Selanjutnya penggalan ayat: walaa yuhiithuuna bibisyai-im min ‘ilmiHii illaa bimaa syaa’a (“Dan mereka tidak mengetahui apa-apa dari ilmu Allah melainkan apa yang dikehendaki-Nya”) Artinya, tidak ada seorang pun yang sanggup mengetahui sedikit pun dari ilmu Allah kecuali yang telah diajarkan dan diberitahukan oleh Allah kepada-Nya. Mungkin juga makna penggalan ayat tersebut adalah, insan tidak akan sanggup mengetahui ilmu Allah sedikit pun, dzat dan sifatnya melainkan yang telah diperlihatkan Allah kepadanya. Hal itu menyerupai firman-Nya yang artinya: “Sedangkan ilmu mereka tidak sanggup meliputi ilmu-Nya.” (QS. Thaahaa: 110).
Dan firman-Nya lebih lanjut: wasi’a kursiyyuHus samaawaati wal ardla (“Kursi Allah meliputi langit dan bumi.”) Ibnu Abi Hatim menceritakan, dari Ibnu Abbas mengenai firman-Nya, wasi’a kursiyyuHus samaawaati wal ardla (“Kursi Allah meliputi langit dan bumi.”) ia mengatakan, “Yaitu ilmu-Nya.”
Pendapat yang sama juga diriwayatkan Ibnu Jarir, dari Abdullah bin Idris dan Hasyim, keduanya dari Mutharif bin Tharif.
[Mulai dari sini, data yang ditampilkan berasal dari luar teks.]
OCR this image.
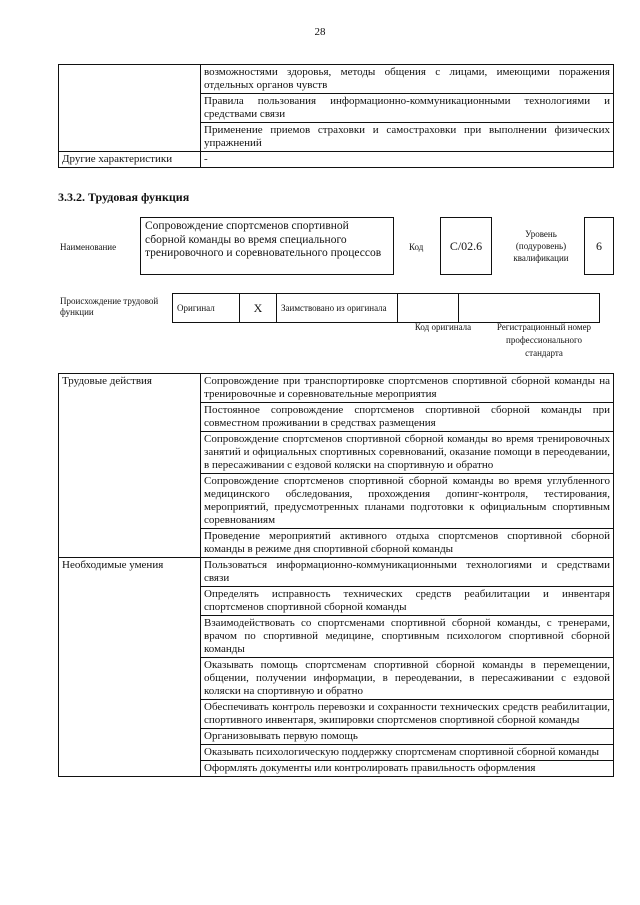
28
	возможностями здоровья, методы общения с лицами, имеющими поражения отдельных органов чувств
	Правила пользования информационно-коммуникационными технологиями и средствами связи
	Применение приемов страховки и самостраховки при выполнении физических упражнений
Другие характеристики	-
3.3.2. Трудовая функция
Наименование
Сопровождение спортсменов спортивной сборной команды во время специального тренировочного и соревновательного процессов	Код	C/02.6
Уровень (подуровень) квалификации
6
Происхождение трудовой функции	Оригинал	X	Заимствовано из оригинала		
Код оригинала	Регистрационный номер профессионального стандарта
Трудовые действия	Сопровождение при транспортировке спортсменов спортивной сборной команды на тренировочные и соревновательные мероприятия
	Постоянное сопровождение спортсменов спортивной сборной команды при совместном проживании в средствах размещения
	Сопровождение спортсменов спортивной сборной команды во время тренировочных занятий и официальных спортивных соревнований, оказание помощи в переодевании, в пересаживании с ездовой коляски на спортивную и обратно
	Сопровождение спортсменов спортивной сборной команды во время углубленного медицинского обследования, прохождения допинг-контроля, тестирования, мероприятий, предусмотренных планами подготовки к официальным спортивным соревнованиям
	Проведение мероприятий активного отдыха спортсменов спортивной сборной команды в режиме дня спортивной сборной команды
Необходимые умения	Пользоваться информационно-коммуникационными технологиями и средствами связи
	Определять исправность технических средств реабилитации и инвентаря спортсменов спортивной сборной команды
	Взаимодействовать со спортсменами спортивной сборной команды, с тренерами, врачом по спортивной медицине, спортивным психологом спортивной сборной команды
	Оказывать помощь спортсменам спортивной сборной команды в перемещении, общении, получении информации, в переодевании, в пересаживании с ездовой коляски на спортивную и обратно
	Обеспечивать контроль перевозки и сохранности технических средств реабилитации, спортивного инвентаря, экипировки спортсменов спортивной сборной команды
	Организовывать первую помощь
	Оказывать психологическую поддержку спортсменам спортивной сборной команды
	Оформлять документы или контролировать правильность оформления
Ibnu Abi Hatim, menceritakan, hal yang sama juga diriwayatkan, dari Said bin Jubair.
Dalam tafsirnya, Wak’i telah meriwayatkan dari Ibnu Abbas, ia mengatakan: “Kursi yaitu daerah pijakan dua kaki (Allah) dan ‘Arsy tidak ada seorang pun yang bisa memperkirakannya. Hal itu juga diriwayatkan al-Hakim dalam kitabnya al-Mustadrak, ia mengatakan: “(Riwayat tersebut) shahih berdasarkan syarat dari Syaikhani (al-Bukhari dan Muslim) tetapi keduanya tidak meriwayatkannya.
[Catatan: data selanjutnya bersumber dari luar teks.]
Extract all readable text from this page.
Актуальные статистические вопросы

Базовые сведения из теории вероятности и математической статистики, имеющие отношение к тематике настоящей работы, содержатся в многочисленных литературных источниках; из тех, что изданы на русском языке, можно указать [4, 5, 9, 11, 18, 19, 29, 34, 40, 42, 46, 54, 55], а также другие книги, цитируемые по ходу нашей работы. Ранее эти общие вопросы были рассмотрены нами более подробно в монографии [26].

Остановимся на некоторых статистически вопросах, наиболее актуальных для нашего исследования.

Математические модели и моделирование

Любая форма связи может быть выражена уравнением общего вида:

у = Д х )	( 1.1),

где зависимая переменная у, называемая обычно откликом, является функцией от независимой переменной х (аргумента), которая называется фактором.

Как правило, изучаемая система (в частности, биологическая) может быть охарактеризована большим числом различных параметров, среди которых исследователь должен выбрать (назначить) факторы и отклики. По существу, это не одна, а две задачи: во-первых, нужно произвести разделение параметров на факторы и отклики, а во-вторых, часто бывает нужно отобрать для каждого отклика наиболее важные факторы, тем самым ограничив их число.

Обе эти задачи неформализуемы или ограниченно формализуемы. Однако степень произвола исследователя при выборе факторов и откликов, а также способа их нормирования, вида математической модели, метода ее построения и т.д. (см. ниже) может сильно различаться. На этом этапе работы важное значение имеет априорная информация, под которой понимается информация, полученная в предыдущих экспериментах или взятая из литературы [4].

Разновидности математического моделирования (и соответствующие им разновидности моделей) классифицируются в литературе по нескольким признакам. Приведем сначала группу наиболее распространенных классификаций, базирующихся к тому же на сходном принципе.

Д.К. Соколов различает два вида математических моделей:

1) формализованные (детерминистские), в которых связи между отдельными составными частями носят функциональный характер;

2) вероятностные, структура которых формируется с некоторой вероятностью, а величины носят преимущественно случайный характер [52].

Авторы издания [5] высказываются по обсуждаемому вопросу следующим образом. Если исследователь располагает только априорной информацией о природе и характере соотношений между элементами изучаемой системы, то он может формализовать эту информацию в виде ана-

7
Dan firman-Nya, “Dan Allah tidak merasa berat memelihara keduanya. “Maksudnya, Dia tidak merasa keberatan dan kewalahan untuk memelihara langit, bumi, dan semua yang ada di antara keduanya. Bahkan bagi-Nya semuanya itu merupakan suatu hal yang sangat gampang dan ringan. Dia yang mengawasi setiap individu atas apa yang ia kerjakan. Yang senantiasa memantau segala sesuatu, sehingga tidak ada sesuatu pun yang luput dan tersembunyi dari-Nya. Dia yang menundukkan dan menghisab (memperhitungkan) segala sesuatu. Dialah Ilah Yang Mahamengawasi, Mahatinggi, dan tidak ada Ilah selain Dia.
Dengan demikian firman-Nya: wa Huwal ‘aliyyul ‘adhiim (“Dan Allah Mahatinggi lagi Mahabesar,”) yaitu sama menyerupai firman-Nya: wa Huwal kabiirul muta’aal (“Yang Mahabesar lagi Mahatinggi.”) (QS. Ar-Ra’ad: 9).
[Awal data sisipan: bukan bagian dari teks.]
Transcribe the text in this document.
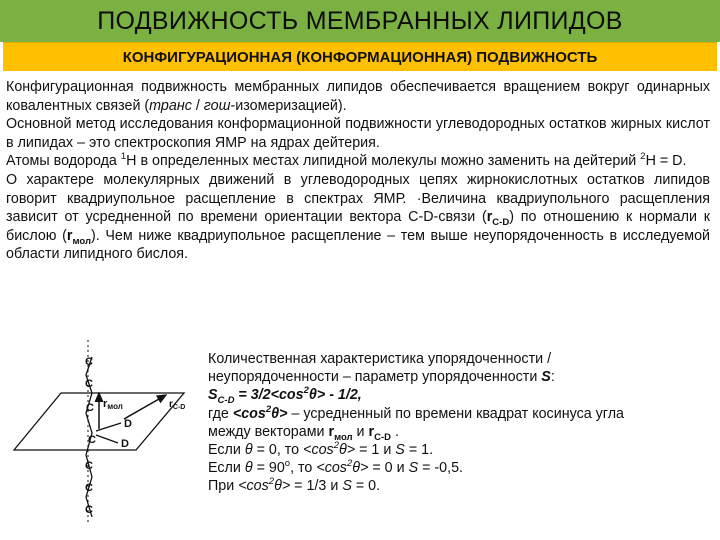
ПОДВИЖНОСТЬ МЕМБРАННЫХ ЛИПИДОВ
КОНФИГУРАЦИОННАЯ (КОНФОРМАЦИОННАЯ) ПОДВИЖНОСТЬ

Конфигурационная подвижность мембранных липидов обеспечивается вращением вокруг одинарных ковалентных связей (транс / гош-изомеризацией).

Основной метод исследования конформационной подвижности углеводородных остатков жирных кислот в липидах – это спектроскопия ЯМР на ядрах дейтерия.

Атомы водорода $^1$H в определенных местах липидной молекулы можно заменить на дейтерий $^2$H = D.

О характере молекулярных движений в углеводородных цепях жирнокислотных остатков липидов говорит квадриупольное расщепление в спектрах ЯМР. ·Величина квадриупольного расщепления зависит от усредненной по времени ориентации вектора C-D-связи $(r_{C-D})$ по отношению к нормали к бислою $(r_{мол})$. Чем ниже квадриупольное расщепление – тем выше неупорядоченность в исследуемой области липидного бислоя.

C
C
C
C
C
C
C
D
D
rмол	$r_{C-D}$
Количественная характеристика упорядоченности /
неупорядоченности – параметр упорядоченности S:
$S_{C-D} = 3/2<\cos^2\theta> - 1/2$,
где $<\cos^2\theta>$ – усредненный по времени квадрат косинуса угла
между векторами $r_{мол}$ и $r_{C-D}$ .
Если θ = 0, то $<\cos^2\theta> = 1$ и S = 1.
Если $\theta = 90^o$, то $<\cos^2\theta> = 0$ и S = -0,5.
При $<\cos^2\theta> = 1/3$ и S = 0.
Jalan terbaik dalam memahami ayat-ayat di atas berikut maknanya yang terkandung dalam beberapa hadits shahih yaitu dengan metode yang dipakai para ulama Salafush Shaleh; Mereka memahami makna ayat-ayat tersebut (sebagaimana arti bahasa yang dipakai dalam ayat-ayat atau hadits-hadits itu,-Pent.) tanpa takyif (menanyakan kaifiatnya/hakekatnya) dan tanpa tasybih (menyerupakan dengan makhluk).
Dalam naskah al-Azhar: Arti memahami di sini ialah tanpa mena’wilkannya dengan pandangan-pandangan insan tetapi kita hanya beriman kepada ayat-ayat itu dengan menyucikan Allah terhadap keserupaan-Nya dengan sesuatu pun dari makhluk-Nya.